From the creators of Roadtrip Nation comes BEING YOU, a documentary about a trio of young strangers driving across America to learn more about living with learning disabilities (LDs). Recent high school graduate Noah Coates, recent college graduate Stephanie Whitham, and Nicole Korber, a young woman starting out in the professional world, grew up with a range of learning and attention issues, some of which weren't formally diagnosed until they were in their teens. Now in the adult world, they question whether they will be able to function, succeed, and be happy. Together with a camera crew, they embark on a one-month-long road trip in an RV up the West Coast and across the northern United States. Along the way, they stop and interview people with a range of LDs who are successful in their careers and happy with who they are.
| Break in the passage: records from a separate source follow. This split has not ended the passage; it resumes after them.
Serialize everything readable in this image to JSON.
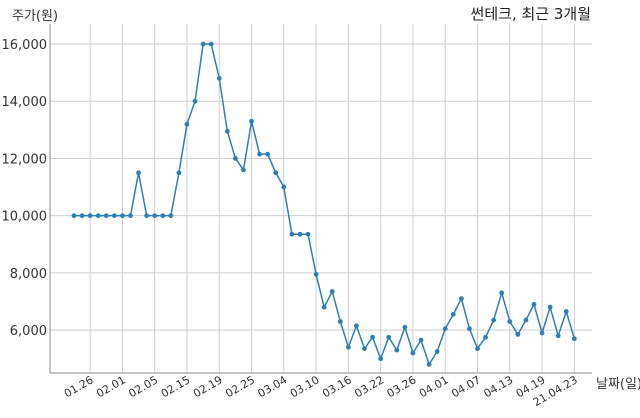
{
  "chart_data": {
    "type": "line",
    "title": "썬테크, 최근 3개월",
    "ylabel": "주가(원)",
    "xlabel": "날짜(일)",
    "ylim": [
      4500,
      16700
    ],
    "yticks": [
      6000,
      8000,
      10000,
      12000,
      14000,
      16000
    ],
    "ytick_labels": [
      "6,000",
      "8,000",
      "10,000",
      "12,000",
      "14,000",
      "16,000"
    ],
    "xticks": [
      {
        "label": "01.26",
        "index": 2
      },
      {
        "label": "02.01",
        "index": 6
      },
      {
        "label": "02.05",
        "index": 10
      },
      {
        "label": "02.15",
        "index": 14
      },
      {
        "label": "02.19",
        "index": 18
      },
      {
        "label": "02.25",
        "index": 22
      },
      {
        "label": "03.04",
        "index": 26
      },
      {
        "label": "03.10",
        "index": 30
      },
      {
        "label": "03.16",
        "index": 34
      },
      {
        "label": "03.22",
        "index": 38
      },
      {
        "label": "03.26",
        "index": 42
      },
      {
        "label": "04.01",
        "index": 46
      },
      {
        "label": "04.07",
        "index": 50
      },
      {
        "label": "04.13",
        "index": 54
      },
      {
        "label": "04.19",
        "index": 58
      },
      {
        "label": "21.04.23",
        "index": 62
      }
    ],
    "grid": true,
    "color": "#2f7fb5",
    "series": [
      {
        "values": [
          10000,
          10000,
          10000,
          10000,
          10000,
          10000,
          10000,
          10000,
          11500,
          10000,
          10000,
          10000,
          10000,
          11500,
          13200,
          14000,
          16000,
          16000,
          14800,
          12950,
          12000,
          11600,
          13300,
          12150,
          12150,
          11500,
          11000,
          9350,
          9350,
          9350,
          7950,
          6800,
          7350,
          6300,
          5400,
          6150,
          5350,
          5750,
          5000,
          5750,
          5300,
          6100,
          5200,
          5650,
          4800,
          5250,
          6050,
          6550,
          7100,
          6050,
          5350,
          5750,
          6350,
          7300,
          6300,
          5850,
          6350,
          6900,
          5900,
          6800,
          5800,
          6650,
          5700
        ]
      }
    ]
  }
}
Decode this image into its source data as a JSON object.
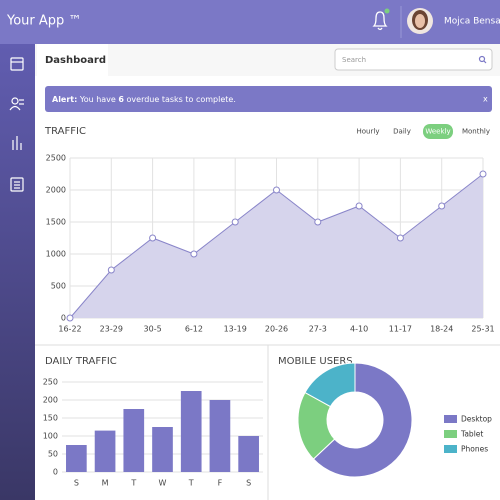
{
  "header": {
    "app_name": "Your App ™",
    "user_name": "Mojca Bensa"
  },
  "tab": "Dashboard",
  "search_placeholder": "Search",
  "alert": {
    "label": "Alert:",
    "text_before": "You have ",
    "count": 6,
    "text_after": " overdue tasks to complete.",
    "close": "x"
  },
  "traffic": {
    "type": "line",
    "title": "TRAFFIC",
    "ranges": [
      "Hourly",
      "Daily",
      "Weekly",
      "Monthly"
    ],
    "active_range": "Weekly",
    "categories": [
      "16-22",
      "23-29",
      "30-5",
      "6-12",
      "13-19",
      "20-26",
      "27-3",
      "4-10",
      "11-17",
      "18-24",
      "25-31"
    ],
    "values": [
      0,
      750,
      1250,
      1000,
      1500,
      2000,
      1500,
      1750,
      1250,
      1750,
      2250
    ],
    "color": "#8985c9",
    "fill": "#d6d4ec",
    "ylim": [
      0,
      2500
    ],
    "yticks": [
      0,
      500,
      1000,
      1500,
      2000,
      2500
    ],
    "grid": true
  },
  "daily_traffic": {
    "type": "bar",
    "title": "DAILY TRAFFIC",
    "categories": [
      "S",
      "M",
      "T",
      "W",
      "T",
      "F",
      "S"
    ],
    "values": [
      75,
      115,
      175,
      125,
      225,
      200,
      100
    ],
    "color": "#7b78c6",
    "ylim": [
      0,
      250
    ],
    "yticks": [
      0,
      50,
      100,
      150,
      200,
      250
    ],
    "grid": true
  },
  "mobile_users": {
    "type": "donut",
    "title": "MOBILE USERS",
    "categories": [
      "Desktop",
      "Tablet",
      "Phones"
    ],
    "values": [
      63,
      20,
      17
    ],
    "colors": [
      "#7b78c6",
      "#7ccf7f",
      "#4cb3c9"
    ]
  }
}
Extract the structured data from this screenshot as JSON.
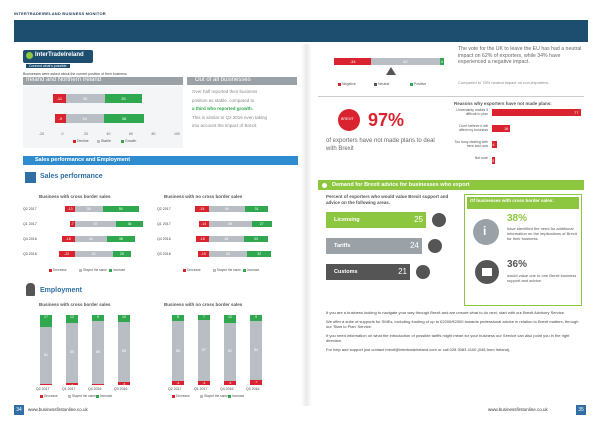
{
  "header": {
    "title": "INTERTRADEIRELAND BUSINESS MONITOR"
  },
  "left": {
    "logo_text": "InterTradeIreland",
    "logo_tag": "Connect what's possible",
    "question": "Businesses were asked about the current position of their business",
    "ioi_heading": "Ireland and Northern Ireland",
    "ooa_heading": "Out of all businesses",
    "ioi_bars": [
      {
        "values": [
          "-11",
          "35",
          "33"
        ]
      },
      {
        "values": [
          "-9",
          "34",
          "36"
        ]
      }
    ],
    "ioi_axis": [
      "-20",
      "0",
      "20",
      "40",
      "60",
      "80",
      "100"
    ],
    "ioi_legend": [
      "Decline",
      "Stable",
      "Growth"
    ],
    "ooa_text1": "Over half reported their business",
    "ooa_text2": "position as stable, compared to",
    "ooa_text3": "a third who reported growth.",
    "ooa_text4": "This is similar to Q2 2016 even taking",
    "ooa_text5": "into account the impact of Brexit.",
    "section_title": "Sales performance and Employment",
    "sales": {
      "title": "Sales performance",
      "cross_title": "Business with cross border sales",
      "nocross_title": "Business with no cross border sales",
      "cross_rows": [
        {
          "label": "Q2 2017",
          "values": [
            "-13",
            "38",
            "50"
          ]
        },
        {
          "label": "Q1 2017",
          "values": [
            "-7",
            "57",
            "36"
          ]
        },
        {
          "label": "Q4 2016",
          "values": [
            "-18",
            "44",
            "38"
          ]
        },
        {
          "label": "Q3 2016",
          "values": [
            "-22",
            "52",
            "25"
          ]
        }
      ],
      "nocross_rows": [
        {
          "label": "Q2 2017",
          "values": [
            "-19",
            "50",
            "31"
          ]
        },
        {
          "label": "Q1 2017",
          "values": [
            "-14",
            "59",
            "27"
          ]
        },
        {
          "label": "Q4 2016",
          "values": [
            "-18",
            "48",
            "33"
          ]
        },
        {
          "label": "Q3 2016",
          "values": [
            "-15",
            "53",
            "32"
          ]
        }
      ],
      "legend": [
        "Decrease",
        "Stayed the same",
        "Increase"
      ]
    },
    "employment": {
      "title": "Employment",
      "cross_title": "Business with cross border sales",
      "nocross_title": "Business with no cross border sales",
      "cross_cols": [
        {
          "label": "Q2 2017",
          "values": [
            "17",
            "81",
            "-1"
          ]
        },
        {
          "label": "Q1 2017",
          "values": [
            "12",
            "85",
            "-3"
          ]
        },
        {
          "label": "Q4 2016",
          "values": [
            "9",
            "89",
            "-2"
          ]
        },
        {
          "label": "Q3 2016",
          "values": [
            "10",
            "85",
            "-5"
          ]
        }
      ],
      "nocross_cols": [
        {
          "label": "Q2 2017",
          "values": [
            "8",
            "86",
            "-6"
          ]
        },
        {
          "label": "Q1 2017",
          "values": [
            "7",
            "87",
            "-6"
          ]
        },
        {
          "label": "Q4 2016",
          "values": [
            "12",
            "82",
            "-5"
          ]
        },
        {
          "label": "Q3 2016",
          "values": [
            "9",
            "84",
            "-7"
          ]
        }
      ],
      "legend": [
        "Decrease",
        "Stayed the same",
        "Increase"
      ]
    },
    "footer_url": "www.businessfirstonline.co.uk",
    "page_number": "34"
  },
  "right": {
    "vote_text": "The vote for the UK to leave the EU has had a neutral impact on 62% of exporters, while 34% have experienced a negative impact.",
    "vote_text2": "Compared to 76% neutral impact on non-exporters.",
    "scale_labels": [
      "-34",
      "62",
      "4"
    ],
    "scale_legend": [
      "Negative",
      "Neutral",
      "Positive"
    ],
    "reasons_title": "Reasons why exporters have not made plans:",
    "reasons": [
      {
        "label": "Uncertainty makes it difficult to plan",
        "value": "77"
      },
      {
        "label": "Don't believe it will affect my business",
        "value": "16"
      },
      {
        "label": "Too busy dealing with here and now",
        "value": "4"
      },
      {
        "label": "Not sure",
        "value": "3"
      }
    ],
    "brexit_badge": "BREXIT",
    "pct97": "97%",
    "pct97_text": "of exporters have not made plans to deal with Brexit",
    "demand_title": "Demand for Brexit advice for businesses who export",
    "demand_intro": "Percent of exporters who would value Brexit support and advice on the following areas.",
    "areas": [
      {
        "label": "Licensing",
        "value": "25"
      },
      {
        "label": "Tariffs",
        "value": "24"
      },
      {
        "label": "Customs",
        "value": "21"
      }
    ],
    "of_businesses": "Of businesses with cross border sales:",
    "stat38": "38%",
    "stat38_text": "have identified the need for additional information on the implications of Brexit for their business.",
    "stat36": "36%",
    "stat36_text": "would value one to one Brexit business support and advice.",
    "para1": "If you are a business looking to navigate your way through Brexit and are unsure what to do next, start with our Brexit Advisory Service.",
    "para2": "We offer a suite of supports for SMEs, including funding of up to £2000/€2000 towards professional advice in relation to Brexit matters, through our 'Start to Plan' Service.",
    "para3": "If you need information on what the introduction of possible tariffs might mean for your business our Service can also point you in the right direction.",
    "para4": "For help and support just contact brexit@intertradeireland.com or call 028 3083 4100 (048 from Ireland).",
    "footer_url": "www.businessfirstonline.co.uk",
    "page_number": "35"
  },
  "colors": {
    "decline": "#d9232e",
    "stable": "#b9bec4",
    "growth": "#2fa84f",
    "blue": "#2f6fa3",
    "green": "#8dc63f",
    "navy": "#1d4e70"
  }
}
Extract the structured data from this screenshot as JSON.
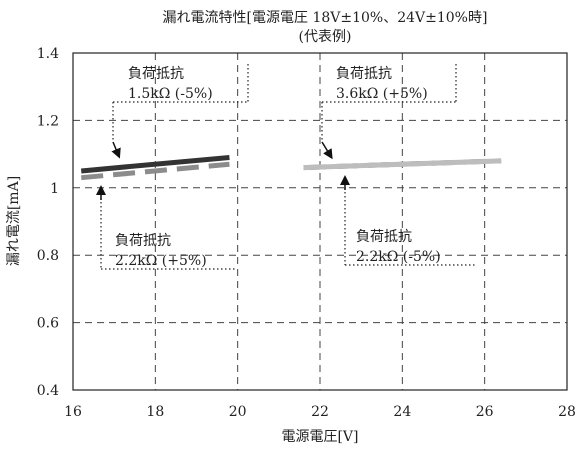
{
  "chart_data": {
    "type": "line",
    "title": "漏れ電流特性[電源電圧 18V±10%、24V±10%時]",
    "subtitle": "(代表例)",
    "xlabel": "電源電圧[V]",
    "ylabel": "漏れ電流[mA]",
    "xlim": [
      16,
      28
    ],
    "ylim": [
      0.4,
      1.4
    ],
    "x_ticks": [
      16,
      18,
      20,
      22,
      24,
      26,
      28
    ],
    "y_ticks": [
      0.4,
      0.6,
      0.8,
      1,
      1.2,
      1.4
    ],
    "x_tick_labels": [
      "16",
      "18",
      "20",
      "22",
      "24",
      "26",
      "28"
    ],
    "y_tick_labels": [
      "0.4",
      "0.6",
      "0.8",
      "1",
      "1.2",
      "1.4"
    ],
    "grid": true,
    "series": [
      {
        "name": "負荷抵抗 1.5kΩ (-5%)",
        "color": "#333333",
        "dash": "solid",
        "x": [
          16.2,
          19.8
        ],
        "y": [
          1.05,
          1.09
        ]
      },
      {
        "name": "負荷抵抗 2.2kΩ (+5%)",
        "color": "#8c8c8c",
        "dash": "dashed",
        "x": [
          16.2,
          19.8
        ],
        "y": [
          1.03,
          1.07
        ]
      },
      {
        "name": "負荷抵抗 3.6kΩ (+5%)",
        "color": "#7a7a7a",
        "dash": "dashed",
        "x": [
          21.6,
          26.4
        ],
        "y": [
          1.06,
          1.08
        ]
      },
      {
        "name": "負荷抵抗 2.2kΩ (-5%)",
        "color": "#bdbdbd",
        "dash": "solid",
        "x": [
          21.6,
          26.4
        ],
        "y": [
          1.06,
          1.08
        ]
      }
    ],
    "annotations": [
      {
        "line1": "負荷抵抗",
        "line2": "1.5kΩ (-5%)",
        "target_x": 17.1,
        "target_y": 1.06,
        "arrow": "down"
      },
      {
        "line1": "負荷抵抗",
        "line2": "2.2kΩ (+5%)",
        "target_x": 16.7,
        "target_y": 1.04,
        "arrow": "up"
      },
      {
        "line1": "負荷抵抗",
        "line2": "3.6kΩ (+5%)",
        "target_x": 22.3,
        "target_y": 1.07,
        "arrow": "down"
      },
      {
        "line1": "負荷抵抗",
        "line2": "2.2kΩ (-5%)",
        "target_x": 22.6,
        "target_y": 1.06,
        "arrow": "up"
      }
    ]
  }
}
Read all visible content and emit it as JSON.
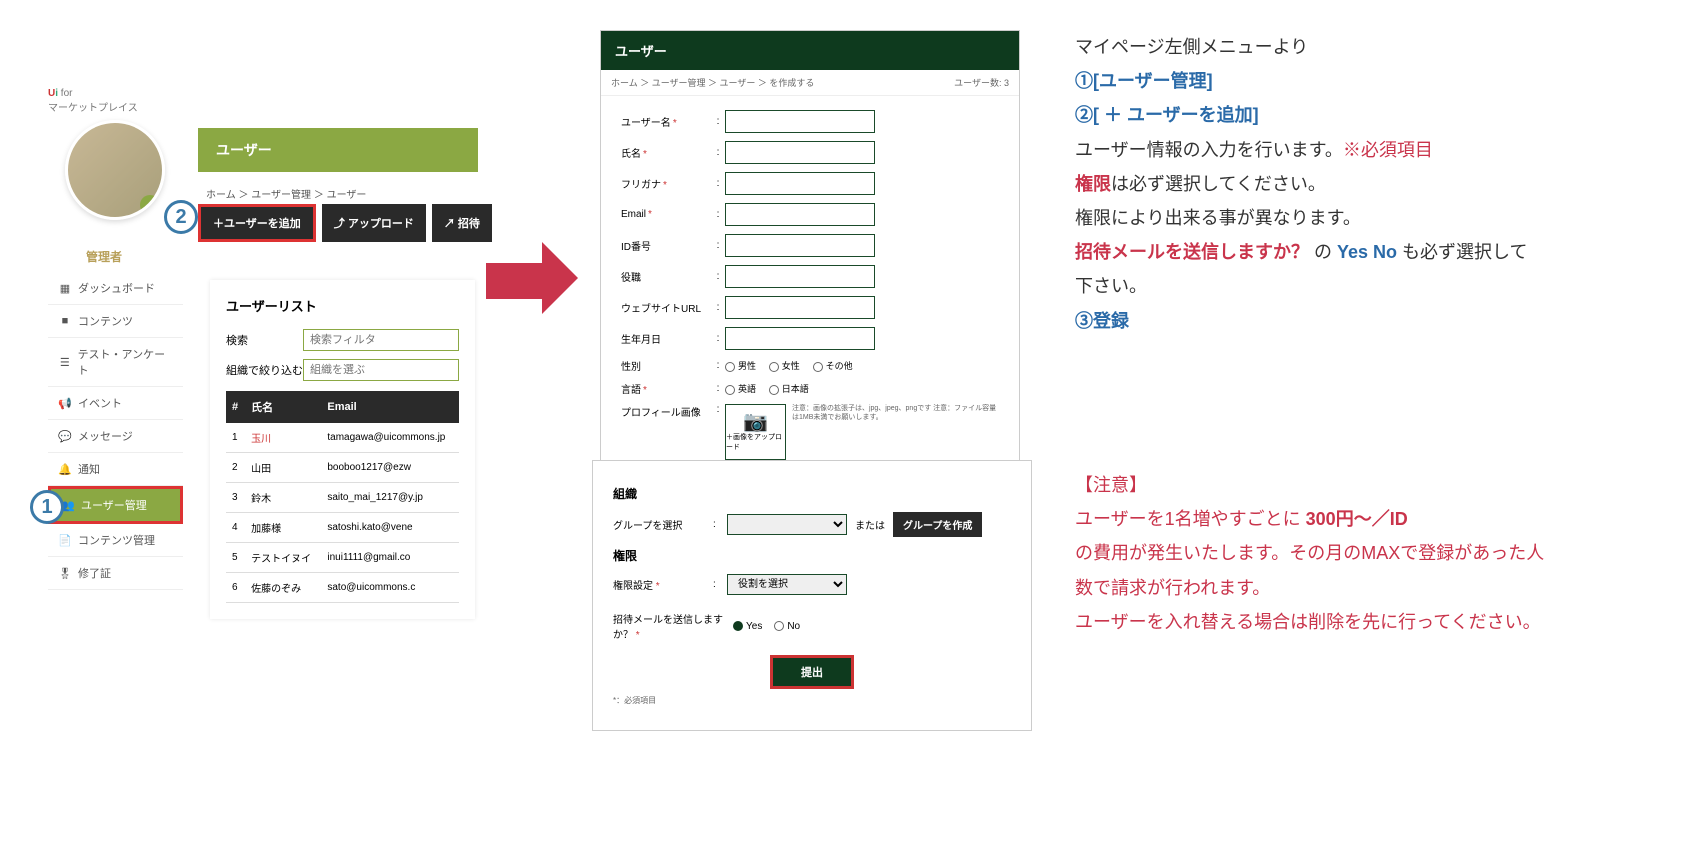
{
  "logo": {
    "brand": "Ui",
    "sub": "for",
    "tag": "マーケットプレイス"
  },
  "admin_label": "管理者",
  "sidebar": {
    "items": [
      {
        "icon": "▦",
        "label": "ダッシュボード"
      },
      {
        "icon": "■",
        "label": "コンテンツ"
      },
      {
        "icon": "☰",
        "label": "テスト・アンケート"
      },
      {
        "icon": "📢",
        "label": "イベント"
      },
      {
        "icon": "💬",
        "label": "メッセージ"
      },
      {
        "icon": "🔔",
        "label": "通知"
      },
      {
        "icon": "👥",
        "label": "ユーザー管理"
      },
      {
        "icon": "📄",
        "label": "コンテンツ管理"
      },
      {
        "icon": "🎖",
        "label": "修了証"
      }
    ]
  },
  "user_header": "ユーザー",
  "breadcrumb1": "ホーム ＞ ユーザー管理 ＞ ユーザー",
  "toolbar": {
    "add": "＋ユーザーを追加",
    "upload": "⤴ アップロード",
    "invite": "↗ 招待"
  },
  "list": {
    "title": "ユーザーリスト",
    "search_label": "検索",
    "search_ph": "検索フィルタ",
    "org_label": "組織で絞り込む",
    "org_ph": "組織を選ぶ",
    "cols": {
      "idx": "#",
      "name": "氏名",
      "email": "Email"
    },
    "rows": [
      {
        "i": "1",
        "name": "玉川",
        "email": "tamagawa@uicommons.jp",
        "red": true
      },
      {
        "i": "2",
        "name": "山田",
        "email": "booboo1217@ezw"
      },
      {
        "i": "3",
        "name": "鈴木",
        "email": "saito_mai_1217@y.jp"
      },
      {
        "i": "4",
        "name": "加藤様",
        "email": "satoshi.kato@vene"
      },
      {
        "i": "5",
        "name": "テストイヌイ",
        "email": "inui1111@gmail.co"
      },
      {
        "i": "6",
        "name": "佐藤のぞみ",
        "email": "sato@uicommons.c"
      }
    ]
  },
  "form": {
    "header": "ユーザー",
    "bc": "ホーム ＞ ユーザー管理 ＞ ユーザー ＞ を作成する",
    "count": "ユーザー数: 3",
    "fields": {
      "username": "ユーザー名",
      "name": "氏名",
      "kana": "フリガナ",
      "email": "Email",
      "idno": "ID番号",
      "role": "役職",
      "url": "ウェブサイトURL",
      "dob": "生年月日",
      "gender": "性別",
      "gender_opts": {
        "m": "男性",
        "f": "女性",
        "o": "その他"
      },
      "lang": "言語",
      "lang_opts": {
        "en": "英語",
        "ja": "日本語"
      },
      "profile": "プロフィール画像",
      "upload_btn": "＋画像をアップロード",
      "upload_note": "注意：画像の拡張子は、jpg、jpeg、pngです\n注意：ファイル容量は1MB未満でお願いします。"
    }
  },
  "form2": {
    "org_title": "組織",
    "group_label": "グループを選択",
    "or": "または",
    "create_group": "グループを作成",
    "perm_title": "権限",
    "perm_label": "権限設定",
    "perm_ph": "役割を選択",
    "invite_label": "招待メールを送信しますか？",
    "yes": "Yes",
    "no": "No",
    "submit": "提出",
    "req_note": "*：必須項目"
  },
  "badges": {
    "b1": "1",
    "b2": "2",
    "b3": "3"
  },
  "instr": {
    "l1": "マイページ左側メニューより",
    "l2": "①[ユーザー管理]",
    "l3": "②[ ＋ ユーザーを追加]",
    "l4a": "ユーザー情報の入力を行います。",
    "l4b": "※必須項目",
    "l5a": "権限",
    "l5b": "は必ず選択してください。",
    "l6": "権限により出来る事が異なります。",
    "l7a": "招待メールを送信しますか？",
    "l7b": " の ",
    "l7c": "Yes No",
    "l7d": " も必ず選択して下さい。",
    "l8": "③登録"
  },
  "caution": {
    "title": "【注意】",
    "l1a": "ユーザーを1名増やすごとに ",
    "l1b": "300円～／ID",
    "l2": "の費用が発生いたします。その月のMAXで登録があった人数で請求が行われます。",
    "l3": "ユーザーを入れ替える場合は削除を先に行ってください。"
  }
}
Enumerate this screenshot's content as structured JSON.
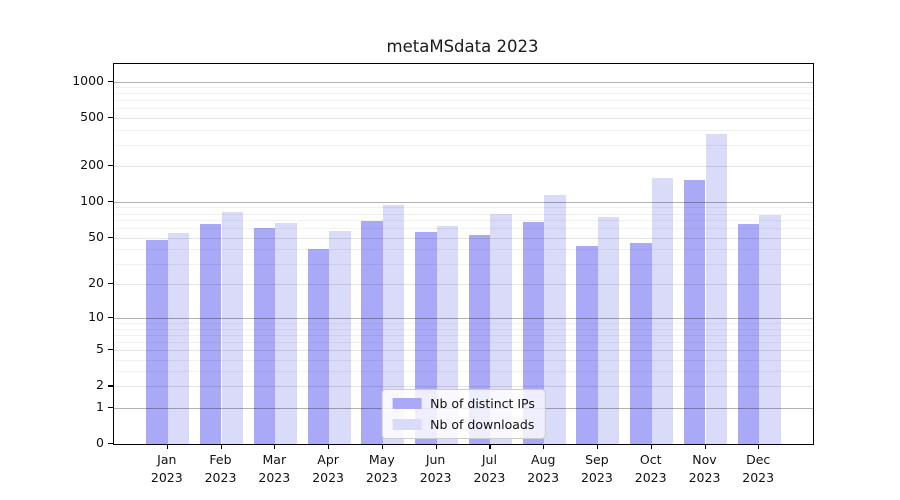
{
  "figure": {
    "title": "metaMSdata 2023"
  },
  "chart_data": {
    "type": "bar",
    "title": "metaMSdata 2023",
    "categories": [
      "Jan",
      "Feb",
      "Mar",
      "Apr",
      "May",
      "Jun",
      "Jul",
      "Aug",
      "Sep",
      "Oct",
      "Nov",
      "Dec"
    ],
    "x_year": "2023",
    "series": [
      {
        "id": "distinct-ips",
        "name": "Nb of distinct IPs",
        "color": "#a9a9f7",
        "values": [
          48,
          66,
          60,
          40,
          69,
          56,
          53,
          68,
          43,
          45,
          153,
          66
        ]
      },
      {
        "id": "downloads",
        "name": "Nb of downloads",
        "color": "#dadaf9",
        "values": [
          55,
          82,
          67,
          57,
          95,
          63,
          79,
          115,
          75,
          160,
          368,
          78
        ]
      }
    ],
    "xlabel": "",
    "ylabel": "",
    "yscale": "log1p",
    "ylim": [
      0,
      1400
    ],
    "yticks": [
      0,
      1,
      2,
      5,
      10,
      20,
      50,
      100,
      200,
      500,
      1000
    ],
    "yticks_minor": [
      3,
      4,
      6,
      7,
      8,
      9,
      30,
      40,
      60,
      70,
      80,
      90,
      300,
      400,
      600,
      700,
      800,
      900
    ],
    "grid": true,
    "legend_position": "lower-center"
  }
}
As they travel and meet with people such as comedian Howie Mandel; UX designer Pete Denman, whose work includes designing and reworking technology for Stephen Hawking; and Evelyn Polk Green, the former president of the Association for Attention Deficit Disorders, they learn that regardless of which LDs they may have, they can succeed at anything they want to do, so long as they learn to adjust in ways that work for them.

Is it any good?

This gentle documentary takes an insightful look at some of the real concerns of people who have learning disabilities as they begin their adult lives. It also highlights some of the fears people with LDs face when trying to function, as well as the shame they often feel because they don't process information the same way others might.

The stories told by the range of interviewers and interviewees are interesting, and it's fun to see the variety of jobs and lifestyles that the trio of young people get to witness. This is a trademark of Roadtrip Nation's previous offerings: showing kids that there are many options and ways to find success in life. Most of the conversations in Being You underscore the same points over and over again, which isn't necessarily a bad thing; the messages sent about embracing who you are, and being comfortable with the specific things you need to do to reach your goals, are no less inspiring.

Talk to your kids about ...

  • Families can talk about what it's like to live with a learning disability. What are some of the challenges people with learning disabilities face every day? Does Being You do a good job of showing these challenges. 

  • Many people, including actors and artists, grow up and live with learning disabilities but don't reveal this publicly. Why? Do you think documentaries such as this one might help people feel more comfortable sharing?

  • How does Being You promote courage and perseverance? Why are these important character strengths?